- Born: 28 May 1902 Baku, Azerbaijan, Russian Empire
- Died: 23 October 1993 (aged 91) Worcester, Massachusetts
- Education: University of Berlin (Ph.D)
- Scientific career
- Fields: Psychology
- Workplaces: University of Iowa Stanford University Clark University

= Tamara Dembo =

American university teacher and psychologist (1902-1993)

Tamara Dembo (28 May 1902 – 24 October 1993), was a Russian-born American psychologist. She was one of the pioneers of psychological field theory and rehabilitation psychology.

==Life==
Tamara Dembo was born in Baku, Azerbaijan, Russian Empire (now the Republic of Azerbaijan) on 28 May 1902 to Russian Jewish parents. She earned her Ph.D at the University of Berlin in 1930, working with Kurt Lewin. That same year she came to the United States to study with Kurt Koffka at Smith College as a research assistant in experimental psychology and decided to remain in the United States because of the rise of the Nazi Party in Germany.

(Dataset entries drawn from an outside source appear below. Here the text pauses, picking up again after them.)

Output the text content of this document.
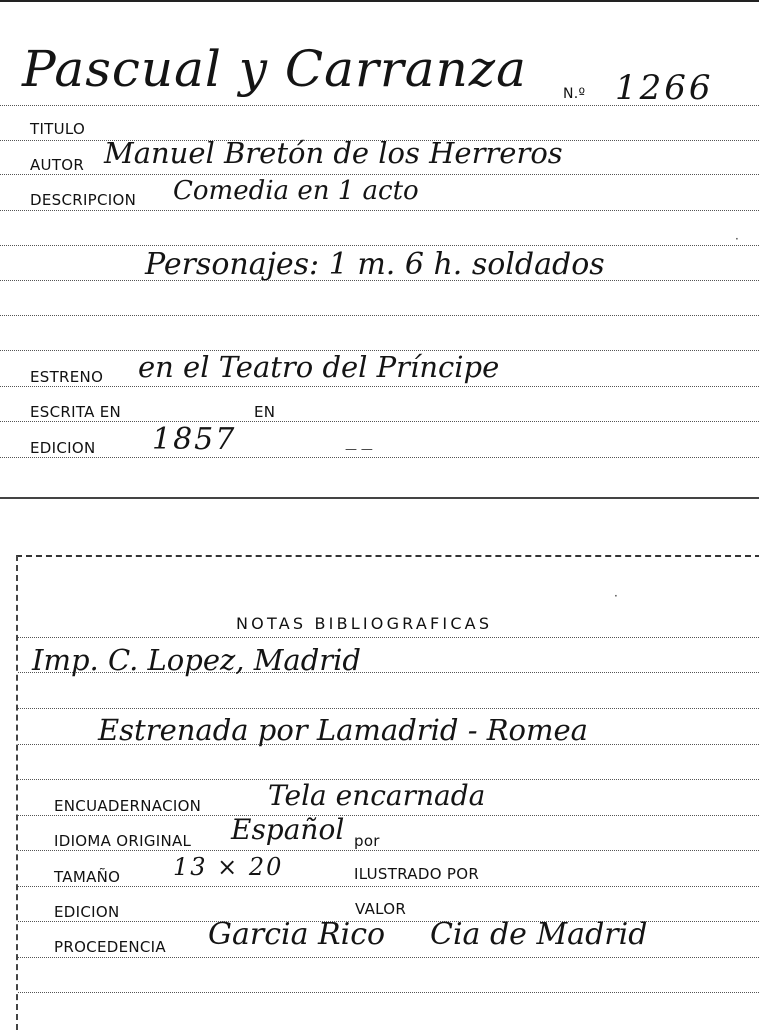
Pascual y Carranza	N.º 1266
TITULO
AUTOR Manuel Bretón de los Herreros
DESCRIPCION Comedia en 1 acto
Personajes: 1 m. 6 h. soldados
ESTRENO en el Teatro del Príncipe
ESCRITA EN	EN
EDICION 1857	— —
·
NOTAS BIBLIOGRAFICAS
Imp. C. Lopez, Madrid
Estrenada por Lamadrid - Romea
ENCUADERNACION Tela encarnada
IDIOMA ORIGINAL Español por
TAMAÑO 13 × 20	ILUSTRADO POR
EDICION	VALOR
PROCEDENCIA Garcia Rico Cia de Madrid
·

She worked at the Worcester State Hospital and was a researcher at Cornell University through 1935 and then worked at the University of Iowa as a research fellow on child welfare through 1943. Dembo was appointed assistant professor at Mount Holyoke College (1943–1945) and subsequently moved to Stanford University to direct research projects on rehabilitation psychology where she worked with Beatrice Wright. She was appointed associate professor at Clark University in 1952 and was promoted to full professor two years later. She retired in 1972, but continued working as an emerita until 1992.

==Activities==
Dembo's doctoral thesis was translated into English as Field Theory as Human Science in 1976; in it "she laid the foundation of many concepts of field theory... Constructing a laboratory synthesis of anger she described how negative valences develop on the barriers between the participant and a goal, causing the participant to attempt to leave the field. A secondary 'external' barrier was set up that prevented leaving, causing a buildup of tension in the field that eventually broke down the boundaries between reality and fantasy and resulted in an outburst of anger by the participant." In 1941 she co-authored Frustration and Regression: An Experiment with Young Children with Roger Barker and Kurt Lewin and Adjustment to Misfortune with Gloria Ladieu and Beatrice Wright in 1956.